And it worked for Musk for a good long time until he started picking fights with bigger and bigger organizations of power and started having bigger and bigger, very public hissy fits. The hissy fits aren't new, the PayPal stories are full of Musk's drama, which is why he was ousted and replaced with Thiel who *got shit done*.
He's always been like this, he's just hitting a wall with how formidable the organizations he's shitting on are.
Great analysis. Elon Musk's superpower is that he sees inefficiencies in the world as an opportunity. For example, traditional aerospace companies worked on cost plus contracts. Overhead is a feature, not a bug. SpaceX by contrast has had a relentless focus on cost-efficiency and simplification. Similar concept at Tesla where they don't have model years, in the traditional sense. They constantly improve the cars and the manufacturing process.
But his superpower is also his kryptonite. He assumes the old ways are always wrong. But they aren't always wrong. For example, he misunderstood the purpose of the blue checkmark. He thought it was a status symbol for influencers. Instead, it was tool to improve the experience for the followers--which is most of Twitter. So he had to bring it back after a long absence.
He also clearly misunderstood the value of moderation. One obvious part is that advertisers want to protect their brands and don't want their product appear next to neo-nazi content. Another is that without moderation all public Internet communication turns into a cess pool at some point. The non-cess pool faction is larger than the pro Nazi content faction for sure. But not nearly as loud.
Musk has been pitching the idea that Telsa is really an AI/Robotics company and should be valued as such. Maybe it is, but those are relatively new industries. I don't know that is his blueprint for disruption is applicable here, and I'm certain his blindspots are not helpful.
Exactly.
It's well documented that he decided on banking, automotive, and aerospace very early on as prime targets for ferreting out systemic bloat and inefficiencies. And I won't for a second discredit his instincts in those targets.
But as you said, his belief that any organization that doesn't work the way he wants it to is fundamentally wrong is both his biggest strength and greatest weakness. Because the bigger he has gotten, the more probable he has been to face off with organizations of power that the public support more than his priorities.
And therein lies the crux of both his strength and weakness: his need for attention. The very same need for attention allowed him.to create the cult of personality that attracted absolutely brilliant people willing to work themselves to death for his causes. Its also the source of his meltdowns.
This is where a study of contrast with Thiel is so astoundingly fascinating, especially to someone who professionally understands personalities. Thiel is famously one of the most inscrutable people on the face of the earth. If Musk is someone absolutely desperate to be seen, Thiel is someone absolutely ferociously desperate to be unseeable.

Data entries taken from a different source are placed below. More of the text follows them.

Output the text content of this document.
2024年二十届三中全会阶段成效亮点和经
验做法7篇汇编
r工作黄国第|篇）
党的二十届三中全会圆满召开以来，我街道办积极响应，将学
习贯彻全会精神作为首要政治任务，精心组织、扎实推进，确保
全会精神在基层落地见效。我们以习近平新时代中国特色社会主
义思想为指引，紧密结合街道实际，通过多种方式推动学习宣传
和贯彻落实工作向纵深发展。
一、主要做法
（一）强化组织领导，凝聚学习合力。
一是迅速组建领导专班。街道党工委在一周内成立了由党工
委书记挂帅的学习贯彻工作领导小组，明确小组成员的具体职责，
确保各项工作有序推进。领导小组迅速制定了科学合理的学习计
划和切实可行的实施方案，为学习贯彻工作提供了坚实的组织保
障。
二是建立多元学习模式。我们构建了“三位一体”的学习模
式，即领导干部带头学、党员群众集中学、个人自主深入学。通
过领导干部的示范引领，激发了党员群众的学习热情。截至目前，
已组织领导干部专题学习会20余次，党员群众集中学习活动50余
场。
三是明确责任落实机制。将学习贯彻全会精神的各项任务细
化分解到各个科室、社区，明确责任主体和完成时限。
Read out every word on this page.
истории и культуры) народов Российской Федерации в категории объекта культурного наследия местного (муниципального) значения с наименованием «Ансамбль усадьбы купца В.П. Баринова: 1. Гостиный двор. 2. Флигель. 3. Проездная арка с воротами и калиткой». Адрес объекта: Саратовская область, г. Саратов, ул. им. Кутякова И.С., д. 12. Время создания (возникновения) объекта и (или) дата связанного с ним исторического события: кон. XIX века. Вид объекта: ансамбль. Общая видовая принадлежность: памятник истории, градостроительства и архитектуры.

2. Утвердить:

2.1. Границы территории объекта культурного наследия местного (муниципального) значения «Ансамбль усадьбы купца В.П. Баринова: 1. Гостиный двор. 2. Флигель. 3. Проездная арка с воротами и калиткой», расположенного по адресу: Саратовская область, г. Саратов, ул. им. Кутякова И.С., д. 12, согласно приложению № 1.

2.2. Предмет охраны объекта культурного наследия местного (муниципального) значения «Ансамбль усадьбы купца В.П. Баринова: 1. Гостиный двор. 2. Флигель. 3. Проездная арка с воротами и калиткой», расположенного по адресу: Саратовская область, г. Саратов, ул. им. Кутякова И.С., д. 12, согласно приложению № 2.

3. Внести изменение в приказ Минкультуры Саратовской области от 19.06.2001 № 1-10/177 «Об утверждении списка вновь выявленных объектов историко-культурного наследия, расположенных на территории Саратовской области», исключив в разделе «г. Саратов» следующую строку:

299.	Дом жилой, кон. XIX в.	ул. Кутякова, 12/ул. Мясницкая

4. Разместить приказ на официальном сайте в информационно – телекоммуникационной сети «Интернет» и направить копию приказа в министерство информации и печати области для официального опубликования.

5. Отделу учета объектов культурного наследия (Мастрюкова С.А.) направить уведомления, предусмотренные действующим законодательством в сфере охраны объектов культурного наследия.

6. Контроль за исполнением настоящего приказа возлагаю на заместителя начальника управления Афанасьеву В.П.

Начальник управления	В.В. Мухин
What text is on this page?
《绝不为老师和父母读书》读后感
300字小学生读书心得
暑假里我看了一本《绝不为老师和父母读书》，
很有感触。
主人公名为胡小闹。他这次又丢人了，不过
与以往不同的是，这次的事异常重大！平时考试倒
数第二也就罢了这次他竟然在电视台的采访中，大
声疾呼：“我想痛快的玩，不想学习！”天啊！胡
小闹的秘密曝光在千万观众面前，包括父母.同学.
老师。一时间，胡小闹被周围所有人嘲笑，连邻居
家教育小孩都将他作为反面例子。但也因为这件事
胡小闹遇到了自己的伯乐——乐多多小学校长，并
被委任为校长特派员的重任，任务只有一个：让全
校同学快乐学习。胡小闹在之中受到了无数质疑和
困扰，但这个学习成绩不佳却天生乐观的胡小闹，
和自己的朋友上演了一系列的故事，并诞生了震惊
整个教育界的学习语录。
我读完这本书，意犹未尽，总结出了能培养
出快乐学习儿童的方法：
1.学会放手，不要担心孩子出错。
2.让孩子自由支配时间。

Very crudely, we can attribute a good chunk of that to growing up gay and closeted, but his case is nuanced as fuck. No one knows what the guy's values are, not even people who know him well. Aside from wanting to live forever and currently being extremely invested in alt right political dominance (why? Not sure), he's just unseeable.
The contrast of their leadership of PayPal is, to me, really iconic of the contrast between them. Musk got coerced into the partnership, desperately wanted to lead the company, had too many crazy ideas and hissy fits and got taken out by the other team for being a fucking lunatic. Thiel never wanted to lead but took up the role for the sake of the team that needed him to, only to pull back as soon as he wasn't needed because he had no interest in running any companies, just founding them.
Whatever Thiel does is to serve a mission, whatever mission Musk pursues is to serve the purpose of promoting his own legacy. Looking at Musk's parents, this makes a lot of sense.
But you really can't understand Musk unless you try to understand Thiel, because a personality like Musk's absolutely needs reassurance in times of criticism, and he trusts so few people, and respects even fewer. But he deeply respects Thiel, whose entire fucking
thing is to pull people's strings behind the scenes.
So in a very real way, to grasp Musk is to grasp how his behaviour is useful to Thiel, because right now he's behaving like a very smart "useful idiot."
It has never aligned with any of Musk's ideological goals to overpay for Twitter and then run it into the ground...but it sure does align perfectly with Thiel's as he has long made media plays
"He made a fortune on PayPal and Facebook, sued the satirical muckraking publication Gawker into its grave and has spent the last several years funding or building a nearly invisible media empire."
-excerpt from
https://www.salon.com/2023/03/27/what-does-peter-thiel-want-hes-building-the-right-wing-future-piece-by-piece/Musk went from being the most praised and respected human being on the face of the planet, possibly one of the most broadly admired humans in history, and even if he didn't display strong, generational narcissism, that kind of praise would be extremely addictive.
Falling from that pedestal would make anyone close ranks and double down on only valuing the opinion of those the respect most. That would leave him extremely susceptible to influence from his long time, most trusted advisor.